Sea to Table is a company held up as an emblem of sustainable fishing by chefs and the media. It’s also the subject of yet another report on fraud and labor abuse in the industry. Tracing seafood is very difficult because of overseas processing, which meant many companies and people were buying seafood hauled in by boats that were overfishing and/or manned by de facto slaves. Founded in 2004, Sea to Table presented itself as combating this. But a lengthy, thorough AP story about the company, which purports to sell nothing but wild seafood that could be directly traced to American docks and occasionally even boats, pokes holes in that narrative.
The details are damning. Sea to Table claimed to be selling Montauk tuna during the winter, but one week, reporters took 36,000 time-lapse photos of a Montauk harbor and not a single one captured a tuna boat docking. They connected the company’s supply chain to migrant fishermen who had described both abusive labor practices — including boats that paid fishermen $1.50 for 22-hour shifts without appropriate food and water — as well as the slaughtering of dolphins, sharks, and whales. While all of the seafood was supposed to be local, the New York company offered seafood in other parts of the country that was farmed, illegal to fish, and out of season. Preliminary DNA tests on yellowfin tuna found that it came from the other side of Earth, and the company promoted fresh Maryland blue crab in January, several months out of season.
In one case, caterers for a ball hosted by Washington governor Jay Inslee turned to the company Inslee had helped get through a law combating seafood labeling, but the Montauk tuna served at this dinner was actually from North Carolina. Certain partner docks were not actually docks, like the Santa Barbara Fish Market, a store where (as I once did) you can buy decidedly not-local Maine lobster. In some cases, the company also claimed to be getting fish from boats that were operating hundreds of miles away. One such boat’s owner, Robert Devlin, tells the AP that’s not an uncommon practice.
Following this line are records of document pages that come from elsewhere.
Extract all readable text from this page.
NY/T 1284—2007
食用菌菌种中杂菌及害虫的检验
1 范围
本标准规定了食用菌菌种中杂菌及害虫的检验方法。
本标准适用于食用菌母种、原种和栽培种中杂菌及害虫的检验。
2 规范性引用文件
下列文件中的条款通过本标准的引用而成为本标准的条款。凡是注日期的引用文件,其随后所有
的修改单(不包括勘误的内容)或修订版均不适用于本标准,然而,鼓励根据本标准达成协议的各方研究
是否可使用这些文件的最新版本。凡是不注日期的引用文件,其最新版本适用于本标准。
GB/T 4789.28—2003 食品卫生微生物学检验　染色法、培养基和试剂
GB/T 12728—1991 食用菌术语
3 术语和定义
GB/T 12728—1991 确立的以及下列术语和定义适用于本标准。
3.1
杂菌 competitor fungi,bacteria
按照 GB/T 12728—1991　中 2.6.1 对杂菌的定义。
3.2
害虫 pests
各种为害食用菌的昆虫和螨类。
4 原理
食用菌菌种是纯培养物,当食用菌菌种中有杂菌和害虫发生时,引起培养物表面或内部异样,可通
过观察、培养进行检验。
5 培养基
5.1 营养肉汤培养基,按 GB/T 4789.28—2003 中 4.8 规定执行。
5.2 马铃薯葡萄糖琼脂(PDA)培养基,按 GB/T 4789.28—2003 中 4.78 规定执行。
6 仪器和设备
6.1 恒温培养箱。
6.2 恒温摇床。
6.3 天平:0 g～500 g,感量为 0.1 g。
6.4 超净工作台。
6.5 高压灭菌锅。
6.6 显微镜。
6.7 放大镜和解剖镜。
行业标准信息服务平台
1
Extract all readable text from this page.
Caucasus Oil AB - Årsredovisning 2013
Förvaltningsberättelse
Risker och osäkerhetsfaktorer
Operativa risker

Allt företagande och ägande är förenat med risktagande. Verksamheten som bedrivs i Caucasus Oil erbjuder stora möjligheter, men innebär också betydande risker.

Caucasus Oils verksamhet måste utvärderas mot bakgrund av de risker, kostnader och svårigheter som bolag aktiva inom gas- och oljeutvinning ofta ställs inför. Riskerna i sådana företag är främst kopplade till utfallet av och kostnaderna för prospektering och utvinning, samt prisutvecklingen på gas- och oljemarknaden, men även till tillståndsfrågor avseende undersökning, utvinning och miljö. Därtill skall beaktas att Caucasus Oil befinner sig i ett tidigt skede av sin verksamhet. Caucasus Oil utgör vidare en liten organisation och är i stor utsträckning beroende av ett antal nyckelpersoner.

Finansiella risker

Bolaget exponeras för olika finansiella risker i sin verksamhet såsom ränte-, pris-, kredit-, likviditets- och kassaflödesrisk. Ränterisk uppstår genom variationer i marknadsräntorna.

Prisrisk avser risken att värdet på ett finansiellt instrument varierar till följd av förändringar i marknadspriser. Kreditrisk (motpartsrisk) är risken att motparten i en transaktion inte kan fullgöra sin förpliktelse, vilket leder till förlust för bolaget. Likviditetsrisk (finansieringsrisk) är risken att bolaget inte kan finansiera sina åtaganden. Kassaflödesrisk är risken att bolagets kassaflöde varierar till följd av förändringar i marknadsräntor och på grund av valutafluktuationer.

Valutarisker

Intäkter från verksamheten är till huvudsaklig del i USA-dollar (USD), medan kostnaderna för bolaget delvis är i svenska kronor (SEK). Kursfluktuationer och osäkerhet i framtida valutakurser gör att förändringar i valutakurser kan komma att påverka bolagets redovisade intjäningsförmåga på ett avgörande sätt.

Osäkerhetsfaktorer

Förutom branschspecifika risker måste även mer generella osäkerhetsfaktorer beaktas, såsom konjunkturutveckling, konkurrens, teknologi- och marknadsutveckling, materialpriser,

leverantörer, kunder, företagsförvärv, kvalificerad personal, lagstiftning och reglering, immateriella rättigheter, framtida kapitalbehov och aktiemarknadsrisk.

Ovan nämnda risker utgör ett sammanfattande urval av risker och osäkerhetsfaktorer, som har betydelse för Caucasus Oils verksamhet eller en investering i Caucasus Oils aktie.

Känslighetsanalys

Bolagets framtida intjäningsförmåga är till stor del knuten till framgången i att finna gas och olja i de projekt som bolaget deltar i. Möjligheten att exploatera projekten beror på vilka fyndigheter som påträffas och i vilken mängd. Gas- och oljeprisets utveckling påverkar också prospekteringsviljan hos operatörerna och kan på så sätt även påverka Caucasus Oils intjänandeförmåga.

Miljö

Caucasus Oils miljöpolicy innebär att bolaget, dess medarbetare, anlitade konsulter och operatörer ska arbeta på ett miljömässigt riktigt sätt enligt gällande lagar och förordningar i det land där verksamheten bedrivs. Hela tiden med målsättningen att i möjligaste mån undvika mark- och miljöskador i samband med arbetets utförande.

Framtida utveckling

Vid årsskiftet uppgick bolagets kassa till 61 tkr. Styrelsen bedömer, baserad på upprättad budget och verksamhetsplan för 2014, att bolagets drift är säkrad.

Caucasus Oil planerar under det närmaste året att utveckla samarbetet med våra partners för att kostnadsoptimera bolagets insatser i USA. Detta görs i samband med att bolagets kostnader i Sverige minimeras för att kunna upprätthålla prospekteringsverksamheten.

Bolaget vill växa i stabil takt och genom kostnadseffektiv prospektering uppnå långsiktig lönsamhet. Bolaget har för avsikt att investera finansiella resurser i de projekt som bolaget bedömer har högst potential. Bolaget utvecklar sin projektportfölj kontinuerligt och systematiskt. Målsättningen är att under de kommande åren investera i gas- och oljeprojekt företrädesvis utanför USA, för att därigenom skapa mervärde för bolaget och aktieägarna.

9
A half-dozen fishermen and dealers expressed concern and anger about Sea to Table, and the famous ocean conservationist Carl Safina told the AP that if a company preys on consumers’ desire to do good, then it “deserves to be put out of business immediately.” If Sea to Table is found to have misled customers, clients, and possible investors, it could be criminally liable. A seller that knows or should’ve known about mislabeling can be found guilty of charges including defrauding the U.S. government and face fines and jail time. Responding to the report, Sea to Table’s founder, Sean Dimin, posted a letter to the company’s website. In it, Dimin writes that the company is “addressing these claims quickly,” that it has discontinued its relationship with a supplier named in the story, Montauk’s Gossman, and that the company is “unwavering in our commitment” to sustainable fishing.